Moon is more pointed. “We need to keep our citizens alive. At the end of day we’re only there for one reason, and that’s to keep people from dying.”
Slusser explains that some people are afraid to use the drug because of possible ramifications of their involvement in the overdose. But, she adds, administering naloxone in the event of an emergency is covered by the Commonwealth’s ‘Good Samaritan’ law.
Title 42 of the Commonwealth’s consolidated statutes, commonly known as the ‘Good Samaritan’ law, states that “any person … whether or not trained to practice medicine, who in good faith renders emergency care … shall not be liable for any civil damages as a result of rendering such care.”

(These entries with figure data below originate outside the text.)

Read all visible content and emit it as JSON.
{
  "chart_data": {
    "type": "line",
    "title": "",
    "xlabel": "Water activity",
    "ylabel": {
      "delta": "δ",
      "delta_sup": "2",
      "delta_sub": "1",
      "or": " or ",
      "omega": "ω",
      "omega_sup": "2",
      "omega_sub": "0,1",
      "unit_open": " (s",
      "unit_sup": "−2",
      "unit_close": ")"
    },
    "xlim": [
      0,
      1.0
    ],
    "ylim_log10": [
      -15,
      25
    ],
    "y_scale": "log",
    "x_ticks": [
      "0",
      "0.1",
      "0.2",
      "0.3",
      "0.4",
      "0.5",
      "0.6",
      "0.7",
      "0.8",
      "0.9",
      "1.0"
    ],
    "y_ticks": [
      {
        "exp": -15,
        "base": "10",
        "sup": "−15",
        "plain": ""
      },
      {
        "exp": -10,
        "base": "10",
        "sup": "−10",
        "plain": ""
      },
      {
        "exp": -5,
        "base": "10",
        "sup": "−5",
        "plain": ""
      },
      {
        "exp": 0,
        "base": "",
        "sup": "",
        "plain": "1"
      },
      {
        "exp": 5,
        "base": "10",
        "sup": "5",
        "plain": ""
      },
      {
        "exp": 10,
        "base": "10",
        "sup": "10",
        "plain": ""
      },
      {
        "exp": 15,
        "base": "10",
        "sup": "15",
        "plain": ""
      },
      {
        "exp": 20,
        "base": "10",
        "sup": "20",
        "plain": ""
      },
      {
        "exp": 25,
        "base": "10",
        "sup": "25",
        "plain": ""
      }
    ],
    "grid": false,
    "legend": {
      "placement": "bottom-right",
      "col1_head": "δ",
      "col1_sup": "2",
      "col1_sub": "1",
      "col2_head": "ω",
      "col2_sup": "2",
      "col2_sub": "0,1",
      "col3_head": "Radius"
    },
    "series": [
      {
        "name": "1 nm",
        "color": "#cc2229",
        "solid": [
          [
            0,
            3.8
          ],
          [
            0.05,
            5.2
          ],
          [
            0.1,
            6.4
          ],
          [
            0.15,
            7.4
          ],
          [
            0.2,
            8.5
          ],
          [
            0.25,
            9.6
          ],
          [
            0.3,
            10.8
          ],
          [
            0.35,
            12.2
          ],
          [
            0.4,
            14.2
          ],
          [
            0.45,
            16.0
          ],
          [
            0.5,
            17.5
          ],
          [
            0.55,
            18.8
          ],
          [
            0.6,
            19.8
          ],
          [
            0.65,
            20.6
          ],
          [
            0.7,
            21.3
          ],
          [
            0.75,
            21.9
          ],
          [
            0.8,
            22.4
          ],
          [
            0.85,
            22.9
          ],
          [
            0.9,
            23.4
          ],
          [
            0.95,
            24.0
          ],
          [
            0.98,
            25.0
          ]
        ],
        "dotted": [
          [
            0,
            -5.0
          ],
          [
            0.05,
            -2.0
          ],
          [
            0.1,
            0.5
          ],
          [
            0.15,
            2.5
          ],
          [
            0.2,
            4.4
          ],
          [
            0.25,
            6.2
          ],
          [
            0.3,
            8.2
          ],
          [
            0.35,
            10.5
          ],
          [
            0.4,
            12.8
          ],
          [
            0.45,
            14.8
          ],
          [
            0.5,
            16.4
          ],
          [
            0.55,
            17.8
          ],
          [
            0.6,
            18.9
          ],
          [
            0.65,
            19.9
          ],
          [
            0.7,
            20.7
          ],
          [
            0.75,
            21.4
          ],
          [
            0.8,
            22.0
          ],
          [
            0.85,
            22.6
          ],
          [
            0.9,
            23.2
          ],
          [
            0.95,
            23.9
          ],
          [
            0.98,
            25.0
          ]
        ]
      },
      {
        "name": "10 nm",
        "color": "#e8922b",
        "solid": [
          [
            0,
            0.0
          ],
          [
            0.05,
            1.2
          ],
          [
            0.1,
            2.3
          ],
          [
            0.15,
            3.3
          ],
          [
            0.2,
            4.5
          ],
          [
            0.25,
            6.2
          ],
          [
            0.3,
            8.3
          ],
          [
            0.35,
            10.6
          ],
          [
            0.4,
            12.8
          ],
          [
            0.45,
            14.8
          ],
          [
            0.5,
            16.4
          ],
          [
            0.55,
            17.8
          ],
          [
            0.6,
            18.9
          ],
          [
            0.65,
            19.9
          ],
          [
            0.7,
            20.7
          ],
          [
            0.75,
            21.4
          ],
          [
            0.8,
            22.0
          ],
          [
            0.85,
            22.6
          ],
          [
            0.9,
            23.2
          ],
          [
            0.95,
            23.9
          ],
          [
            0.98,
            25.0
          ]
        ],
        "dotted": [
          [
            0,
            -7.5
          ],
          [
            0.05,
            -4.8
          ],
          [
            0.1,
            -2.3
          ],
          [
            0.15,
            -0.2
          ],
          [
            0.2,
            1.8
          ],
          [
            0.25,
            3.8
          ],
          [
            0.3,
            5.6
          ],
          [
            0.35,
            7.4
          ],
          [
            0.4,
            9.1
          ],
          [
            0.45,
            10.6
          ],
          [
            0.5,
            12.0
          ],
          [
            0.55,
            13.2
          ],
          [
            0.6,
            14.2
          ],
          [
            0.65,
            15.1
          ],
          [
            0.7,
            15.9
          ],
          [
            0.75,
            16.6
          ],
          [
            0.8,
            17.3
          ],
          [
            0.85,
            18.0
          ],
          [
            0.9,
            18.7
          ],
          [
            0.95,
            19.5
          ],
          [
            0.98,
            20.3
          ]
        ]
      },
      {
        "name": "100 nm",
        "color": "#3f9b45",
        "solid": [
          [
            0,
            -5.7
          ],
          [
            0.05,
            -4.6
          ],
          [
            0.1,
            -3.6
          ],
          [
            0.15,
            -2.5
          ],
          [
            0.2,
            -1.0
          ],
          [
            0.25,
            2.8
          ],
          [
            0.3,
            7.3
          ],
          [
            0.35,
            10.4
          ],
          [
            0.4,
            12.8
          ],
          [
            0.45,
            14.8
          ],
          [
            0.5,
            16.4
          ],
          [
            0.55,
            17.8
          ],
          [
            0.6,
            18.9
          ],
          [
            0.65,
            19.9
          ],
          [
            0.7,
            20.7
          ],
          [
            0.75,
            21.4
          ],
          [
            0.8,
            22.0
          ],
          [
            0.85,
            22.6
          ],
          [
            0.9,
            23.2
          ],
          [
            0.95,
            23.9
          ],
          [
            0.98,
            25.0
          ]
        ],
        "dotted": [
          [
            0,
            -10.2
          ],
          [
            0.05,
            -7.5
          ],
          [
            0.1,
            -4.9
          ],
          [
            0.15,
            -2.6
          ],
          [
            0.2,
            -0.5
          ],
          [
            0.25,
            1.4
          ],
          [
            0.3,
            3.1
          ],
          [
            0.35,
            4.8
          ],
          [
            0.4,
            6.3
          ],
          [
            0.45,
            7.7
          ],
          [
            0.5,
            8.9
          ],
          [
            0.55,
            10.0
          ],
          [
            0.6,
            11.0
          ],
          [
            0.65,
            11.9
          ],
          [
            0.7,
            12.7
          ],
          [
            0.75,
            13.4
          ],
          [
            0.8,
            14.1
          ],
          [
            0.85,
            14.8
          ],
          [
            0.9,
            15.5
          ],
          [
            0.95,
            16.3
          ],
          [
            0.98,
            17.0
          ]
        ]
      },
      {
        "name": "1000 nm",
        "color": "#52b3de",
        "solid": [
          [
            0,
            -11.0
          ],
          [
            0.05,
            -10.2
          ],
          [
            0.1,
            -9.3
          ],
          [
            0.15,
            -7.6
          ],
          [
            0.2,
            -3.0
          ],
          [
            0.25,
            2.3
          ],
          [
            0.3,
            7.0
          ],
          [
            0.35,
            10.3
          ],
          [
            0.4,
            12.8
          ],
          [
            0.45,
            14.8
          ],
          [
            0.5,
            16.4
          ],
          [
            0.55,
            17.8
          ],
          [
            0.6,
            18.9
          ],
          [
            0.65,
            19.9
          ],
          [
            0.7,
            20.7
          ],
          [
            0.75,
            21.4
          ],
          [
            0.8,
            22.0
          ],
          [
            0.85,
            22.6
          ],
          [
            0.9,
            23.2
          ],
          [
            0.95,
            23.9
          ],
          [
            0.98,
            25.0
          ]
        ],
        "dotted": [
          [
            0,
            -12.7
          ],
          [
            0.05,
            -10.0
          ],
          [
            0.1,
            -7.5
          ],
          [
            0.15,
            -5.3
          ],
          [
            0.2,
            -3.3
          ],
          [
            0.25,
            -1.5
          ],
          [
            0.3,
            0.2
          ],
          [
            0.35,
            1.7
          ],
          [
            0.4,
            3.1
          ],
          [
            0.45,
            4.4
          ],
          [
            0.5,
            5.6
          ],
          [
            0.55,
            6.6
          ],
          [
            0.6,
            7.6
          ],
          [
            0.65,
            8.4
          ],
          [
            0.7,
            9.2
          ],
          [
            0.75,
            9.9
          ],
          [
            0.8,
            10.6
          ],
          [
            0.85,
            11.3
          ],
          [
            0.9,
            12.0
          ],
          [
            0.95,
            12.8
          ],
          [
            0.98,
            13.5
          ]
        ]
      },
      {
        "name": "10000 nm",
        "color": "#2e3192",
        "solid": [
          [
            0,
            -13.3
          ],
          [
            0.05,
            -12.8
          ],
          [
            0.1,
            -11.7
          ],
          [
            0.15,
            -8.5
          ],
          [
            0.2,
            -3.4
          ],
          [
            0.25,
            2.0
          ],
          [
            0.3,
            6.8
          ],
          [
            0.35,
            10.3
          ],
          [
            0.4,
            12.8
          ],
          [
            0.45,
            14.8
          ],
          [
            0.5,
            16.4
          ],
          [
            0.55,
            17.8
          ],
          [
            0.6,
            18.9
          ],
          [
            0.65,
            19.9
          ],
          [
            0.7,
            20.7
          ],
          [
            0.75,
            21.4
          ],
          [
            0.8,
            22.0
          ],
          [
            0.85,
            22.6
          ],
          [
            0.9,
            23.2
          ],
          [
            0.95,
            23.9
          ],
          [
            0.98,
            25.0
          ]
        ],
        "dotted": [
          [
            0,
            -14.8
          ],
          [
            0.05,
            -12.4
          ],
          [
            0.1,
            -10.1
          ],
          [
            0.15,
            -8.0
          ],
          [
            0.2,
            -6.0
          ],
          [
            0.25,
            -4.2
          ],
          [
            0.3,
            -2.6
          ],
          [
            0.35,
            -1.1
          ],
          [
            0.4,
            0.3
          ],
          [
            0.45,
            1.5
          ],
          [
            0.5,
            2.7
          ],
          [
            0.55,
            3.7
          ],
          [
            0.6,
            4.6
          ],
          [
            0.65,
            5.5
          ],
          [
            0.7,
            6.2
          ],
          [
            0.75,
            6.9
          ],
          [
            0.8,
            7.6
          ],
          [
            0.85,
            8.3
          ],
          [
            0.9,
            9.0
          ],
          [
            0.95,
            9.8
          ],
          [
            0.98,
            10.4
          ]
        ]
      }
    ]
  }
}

The OATF’s educational mission isn’t just about teaching people how to use naloxone. It’s also about breaking the stereotypes of who struggles with drug addiction. “People have a perception of who and what an addict looks like, but it could be your child, your grandparent,” Slusser says.
Not everyone knows someone who has died from an overdose, but it takes a community to overcome the problem of so many deaths by overdose. The OATF hopes people understand as much. It will continue its fight to educate the public, erase stigma and equip Adams County communities with the tools they need.